A filha mais velha, de 16 anos, contou que lá eles se reuniram em separado com a mãe e exigiram que ela tomasse as providências necessárias para melhorar a situação dos filhos que não estudam e estavam abandonados há uma semana, sem comida, num barraco miserável na Alameda 5, daquele bairro, conforme denúncia dos vizinhos.
Os conselheiros informaram que a mãe poderia perder a guarda das crianças, caso fossem feitas novas denúncias. Depois disso as crianças foram levadas de volta para a casa delas no Benguí.

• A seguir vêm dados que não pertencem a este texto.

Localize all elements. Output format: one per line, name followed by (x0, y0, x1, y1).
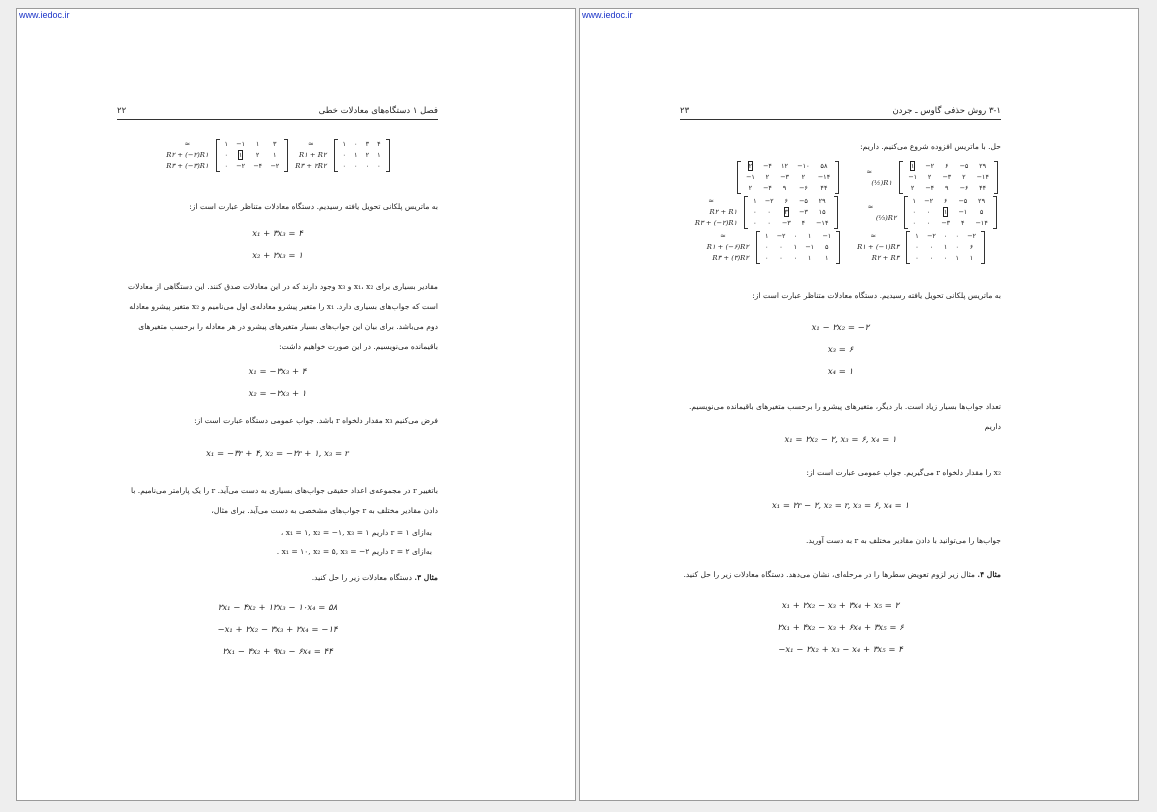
matrix-entry: −۱۴ (815, 219, 829, 227)
matrix-entry: ۰ (779, 254, 783, 262)
matrix-entry: ۲ (927, 173, 932, 181)
matrix-entry: −۶ (959, 184, 969, 192)
paragraph: جواب‌ها را می‌توانید با دادن مقادیر مختلف به r به دست آورید. (805, 536, 1001, 545)
row-operation: (⅓)R۲ (875, 213, 897, 222)
matrix-step-row (680, 231, 1001, 264)
matrix-entry: ۰ (926, 208, 931, 216)
augmented-matrix (744, 196, 837, 229)
row-operation: R۲ + R۱ (709, 208, 738, 216)
matrix-entry: ۱۲ (780, 162, 789, 170)
example-text: مثال زیر لزوم تعویض سطرها را در مرحله‌ای، نشان می‌دهد. دستگاه معادلات زیر را حل کنید. (683, 570, 978, 579)
matrix-entry: ۲۹ (979, 162, 987, 170)
matrix-entry: −۴ (925, 184, 935, 192)
matrix-entry: ۶ (945, 162, 949, 170)
matrix-entry: ۰ (955, 243, 959, 251)
row-operation: R۳ + (۳)R۲ (712, 254, 749, 262)
matrix-entry: ۱ (272, 151, 277, 159)
matrix-entry: −۱ (958, 208, 968, 216)
matrix-steps (680, 161, 1001, 266)
matrix-entry: ۱ (764, 232, 769, 240)
matrix-entry: ۹ (945, 184, 949, 192)
running-header (680, 105, 1001, 120)
equation-system (117, 361, 438, 405)
matrix-entry: −۱۴ (817, 173, 831, 181)
augmented-matrix (737, 161, 839, 194)
matrix-entry: ۳ (365, 140, 370, 148)
matrix-entry: ۰ (779, 243, 783, 251)
example-line: به‌ازای r = ۱ داریم x₁ = ۱, x₂ = −۱, x₃ = ۱ ، (280, 528, 432, 537)
matrix-entry: ۵۸ (820, 162, 828, 170)
row-operation: R۱ + (−۱)R۳ (857, 243, 900, 251)
matrix-entry: −۳ (941, 219, 951, 227)
row-operation: R۳ + ۲R۲ (295, 162, 327, 170)
augmented-matrix (756, 231, 840, 264)
matrix-entry: ۲ (910, 184, 915, 192)
equivalence-sign: ≈ (720, 232, 726, 240)
equation: ۲x₁ + ۴x₂ − x₃ + ۶x₄ + ۳x₅ = ۶ (777, 623, 904, 633)
paragraph: مقادیر بسیاری برای x₁، x₂ و x₃ وجود دارند که در این معادلات صدق کنند. این دستگاهی از معادلات است که جواب‌های بسیاری دارد. x₁ را متغیر پیشرو معادله‌ی اول می‌نامیم و x₂ متغیر پیشرو معادله دوم می‌باشد. برای بیان این جواب‌های بسیار متغیرهای پیشرو در هر معادله را برحسب متغیرهای باقیمانده می‌نویسیم. در این صورت خواهیم داشت: (127, 282, 438, 351)
equation: −x₁ − ۲x₂ + x₃ − x₄ + ۳x₅ = ۴ (778, 645, 903, 655)
matrix-entry: ۰ (224, 162, 229, 170)
matrix-step-row (680, 161, 1001, 194)
matrix-entry (937, 207, 954, 218)
page-content (117, 105, 438, 657)
matrix-entry: ۱ (969, 254, 974, 262)
equivalence-sign: ≈ (870, 232, 877, 240)
matrix-entry: −۲ (926, 232, 936, 240)
matrix-entry: −۱ (236, 140, 246, 148)
matrix-entry: ۵ (979, 208, 984, 216)
matrix-entry: −۱۴ (975, 219, 988, 227)
page-number: ۲۲ (117, 106, 127, 116)
matrix-entry: ۲ (801, 173, 806, 181)
equation: x₁ − ۲x₂ = −۲ (811, 323, 870, 333)
row-operation: R۳ + (−۲)R۱ (694, 219, 738, 227)
running-header (117, 105, 438, 120)
equation: x₂ = −۲x₃ + ۱ (248, 389, 307, 399)
row-operation: R۱ + R۲ (298, 151, 327, 159)
paragraph: تعداد جواب‌ها بسیار زیاد است. بار دیگر، متغیرهای پیشرو را برحسب متغیرهای باقیمانده می‌نویسیم. داریم (688, 402, 1001, 431)
equation: ۲x₁ − ۴x₂ + ۱۲x₃ − ۱۰x₄ = ۵۸ (217, 603, 338, 613)
matrix-entry: ۰ (767, 219, 771, 227)
matrix-entry: ۰ (342, 151, 347, 159)
matrix-entry: ۰ (793, 254, 798, 262)
matrix-entry: ۱ (915, 232, 919, 240)
watermark-link[interactable]: www.iedoc.ir (582, 10, 633, 20)
matrix-entry: −۵ (959, 162, 969, 170)
matrix-entry: −۲ (925, 162, 935, 170)
pivot-entry: ۱ (943, 208, 948, 216)
equation: x₃ = ۶ (827, 345, 854, 355)
equation-system (680, 595, 1001, 661)
matrix-entry: ۱ (807, 232, 812, 240)
matrix-entry: −۵ (958, 197, 968, 205)
matrix-entry: ۲ (365, 151, 370, 159)
matrix-entry: ۱ (824, 254, 829, 262)
matrix-entry: ۰ (915, 243, 919, 251)
row-operation: R۲ + R۳ (871, 254, 900, 262)
matrix-entry: ۰ (915, 254, 919, 262)
paragraph: فرض می‌کنیم x₃ مقدار دلخواه r باشد. جواب عمومی دستگاه عبارت است از: (194, 416, 438, 425)
matrix-entry: ۱ (753, 197, 757, 205)
general-solution: x₁ = ۲r − ۲, x₂ = r, x₃ = ۶, x₄ = ۱ (771, 501, 910, 511)
matrix-entry: ۰ (753, 219, 757, 227)
matrix-entry: ۰ (929, 243, 934, 251)
matrix-entry (232, 150, 249, 161)
row-operation: R۱ + (−۶)R۲ (706, 243, 749, 251)
paragraph: به ماتریس پلکانی تحویل یافته رسیدیم. دستگاه معادلات متناظر عبارت است از: (189, 202, 438, 211)
matrix-entry: ۰ (926, 219, 931, 227)
matrix-entry: −۲ (764, 197, 774, 205)
watermark-link[interactable]: www.iedoc.ir (19, 10, 70, 20)
matrix-entry: ۶ (784, 197, 789, 205)
matrix-entry: ۲ (962, 173, 966, 181)
matrix-row (117, 139, 438, 172)
row-operations (291, 139, 330, 172)
matrix-entry: ۲۹ (818, 197, 826, 205)
matrix-entry: −۴ (762, 184, 772, 192)
equivalence-sign: ≈ (184, 140, 191, 148)
augmented-matrix (899, 161, 998, 194)
matrix-entry: ۱ (793, 243, 798, 251)
row-operations (162, 139, 212, 172)
equation-system (680, 317, 1001, 383)
equation: x₁ + ۳x₃ = ۴ (252, 229, 303, 239)
matrix-entry: ۱ (912, 197, 917, 205)
pivot-entry: ۱ (910, 162, 915, 170)
page-23 (579, 8, 1139, 801)
solution-line: x₁ = ۲x₂ − ۲, x₃ = ۶, x₄ = ۱ (784, 435, 897, 445)
augmented-matrix (906, 231, 985, 264)
matrix-entry: ۰ (943, 232, 948, 240)
matrix-entry: −۶ (798, 184, 808, 192)
pivot-entry: ۳ (784, 208, 789, 216)
matrix-entry: ۴۴ (979, 184, 987, 192)
row-operation: (½)R۱ (871, 178, 893, 187)
page-content (680, 105, 1001, 655)
matrix-entry: ۴۴ (820, 184, 828, 192)
matrix-entry: ۱ (807, 254, 812, 262)
matrix-entry: ۰ (764, 243, 769, 251)
row-operation: R۲ + (−۲)R۱ (166, 151, 209, 159)
matrix-entry: −۱ (908, 173, 918, 181)
matrix-entry: ۰ (753, 208, 757, 216)
matrix-entry: −۲ (966, 232, 977, 240)
matrix-entry: ۲ (765, 173, 770, 181)
matrix-entry: ۰ (912, 219, 917, 227)
matrix-entry: ۱ (342, 140, 347, 148)
matrix-entry: ۲ (748, 184, 753, 192)
matrix-entry: ۶ (969, 243, 974, 251)
matrix-entry: ۰ (767, 208, 771, 216)
row-operations (842, 167, 896, 189)
matrix-entry: ۰ (354, 140, 358, 148)
augmented-matrix (334, 139, 390, 172)
equation: x₂ + ۲x₃ = ۱ (252, 251, 303, 261)
equivalence-sign: ≈ (866, 167, 873, 176)
matrix-entry: −۳ (942, 173, 952, 181)
paragraph: به ماتریس پلکانی تحویل یافته رسیدیم. دستگاه معادلات متناظر عبارت است از: (752, 291, 1001, 300)
paragraph: باتغییر r در مجموعه‌ی اعداد حقیقی جواب‌های بسیاری به دست می‌آید. r را یک پارامتر می‌نامیم. با دادن مقادیر مختلف به r جواب‌های مشخصی به دست می‌آید. برای مثال، (130, 486, 438, 515)
matrix-entry: ۴ (960, 219, 965, 227)
equation: x₁ = −۳x₃ + ۴ (248, 367, 307, 377)
header-title: فصل ۱ دستگاه‌های معادلات خطی (318, 106, 438, 116)
matrix-entry (904, 161, 921, 172)
example-text: دستگاه معادلات زیر را حل کنید. (311, 573, 415, 582)
matrix-entry: ۰ (929, 254, 934, 262)
matrix-entry: ۰ (912, 208, 917, 216)
equivalence-sign: ≈ (867, 202, 874, 211)
matrix-entry (742, 161, 759, 172)
matrix-entry: ۱ (354, 151, 358, 159)
equation: x₁ + ۲x₂ − x₃ + ۳x₄ + x₅ = ۲ (781, 601, 900, 611)
matrix-entry: ۲ (255, 151, 260, 159)
row-operation: R۳ + (−۳)R۱ (166, 162, 209, 170)
pivot-entry: ۲ (748, 162, 753, 170)
matrix-entry: −۲ (776, 232, 786, 240)
row-operations (693, 231, 753, 264)
matrix-entry: ۰ (365, 162, 370, 170)
matrix-step-row (680, 196, 1001, 229)
matrix-entry: ۱۵ (818, 208, 826, 216)
general-solution: x₁ = −۳r + ۴, x₂ = −۲r + ۱, x₃ = r (206, 449, 349, 459)
header-title: ۳-۱ روش حذفی گاوس ـ جردن (892, 106, 1001, 116)
matrix-entry: ۰ (764, 254, 769, 262)
matrix-entry: −۳ (798, 208, 808, 216)
paragraph: x₂ را مقدار دلخواه r می‌گیریم. جواب عمومی عبارت است از: (806, 468, 1001, 477)
matrix-entry: ۴ (801, 219, 806, 227)
matrix-entry: −۳ (779, 173, 790, 181)
matrix-entry: ۵ (824, 243, 829, 251)
matrix-entry: ۱ (943, 243, 948, 251)
row-operations (841, 202, 901, 224)
matrix-entry: ۱ (377, 151, 381, 159)
matrix-entry: ۴ (377, 140, 381, 148)
row-operations (681, 196, 741, 229)
example-line: به‌ازای r = ۲ داریم x₁ = ۱۰, x₂ = ۵, x₃ = −۲ . (276, 547, 432, 556)
matrix-entry: −۱۰ (797, 162, 810, 170)
equation-system (117, 223, 438, 267)
equivalence-sign: ≈ (708, 197, 714, 205)
matrix-entry: −۱ (822, 232, 832, 240)
matrix-entry: ۰ (377, 162, 381, 170)
matrix-entry: −۱۴ (976, 173, 989, 181)
matrix-entry: −۲ (924, 197, 934, 205)
equivalence-sign: ≈ (308, 140, 314, 148)
matrix-entry: −۲ (270, 162, 280, 170)
matrix-entry: −۲ (236, 162, 246, 170)
paragraph: حل. با ماتریس افزوده شروع می‌کنیم. داریم: (860, 142, 1001, 151)
matrix-entry: ۰ (955, 232, 959, 240)
matrix-entry (778, 207, 795, 218)
matrix-entry: −۵ (798, 197, 808, 205)
equation: x₄ = ۱ (827, 367, 854, 377)
equation-system (117, 597, 438, 663)
matrix-entry: ۰ (342, 162, 347, 170)
matrix-entry: ۰ (354, 162, 358, 170)
example-heading (117, 568, 438, 588)
matrix-entry: −۱ (805, 243, 815, 251)
matrix-entry: ۳ (272, 140, 277, 148)
matrix-entry: −۱ (745, 173, 755, 181)
equation: ۲x₁ − ۴x₂ + ۹x₃ − ۶x₄ = ۴۴ (222, 647, 333, 657)
matrix-entry: ۰ (793, 232, 798, 240)
page-number: ۲۳ (680, 106, 690, 116)
equation: −x₁ + ۲x₂ − ۳x₃ + ۲x₄ = −۱۴ (217, 625, 338, 635)
matrix-entry: −۴ (762, 162, 772, 170)
augmented-matrix (216, 139, 289, 172)
matrix-entry: ۱ (255, 140, 260, 148)
matrix-entry: ۶ (943, 197, 948, 205)
example-label: مثال ۳. (414, 573, 438, 582)
example-heading (680, 565, 1001, 585)
matrix-entry: ۲۹ (978, 197, 986, 205)
matrix-entry: ۹ (782, 184, 787, 192)
matrix-entry: ۰ (224, 151, 229, 159)
page-22 (16, 8, 576, 801)
augmented-matrix (904, 196, 997, 229)
example-label: مثال ۴. (977, 570, 1001, 579)
matrix-entry: −۴ (253, 162, 263, 170)
matrix-entry: ۰ (943, 254, 948, 262)
pivot-entry: ۱ (238, 151, 243, 159)
matrix-entry: −۳ (781, 219, 791, 227)
row-operations (843, 231, 903, 264)
matrix-entry: ۱ (224, 140, 229, 148)
matrix-entry: ۱ (955, 254, 959, 262)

A reportagem do DIÁRIO esteve à noite na casa, que estava sem ninguém. O DIARIO mostrou a situação das crianças na edição de ontem. Mesmo após a denúncia, os cinco – duas meninas, uma de 7 anos e outra de 16 anos e três meninos, de 3, 12 e 13 anos - ainda permaneciam sozinhos, pela manhã, antes da chegada do Conselho Tutelar.
Na casa humilde, a adolescente de 16 anos tentava cuidar dos outros irmãos. “Eu tomo conta deles e a responsabilidade que é dela (mãe) acaba ficando pra mim”, disse.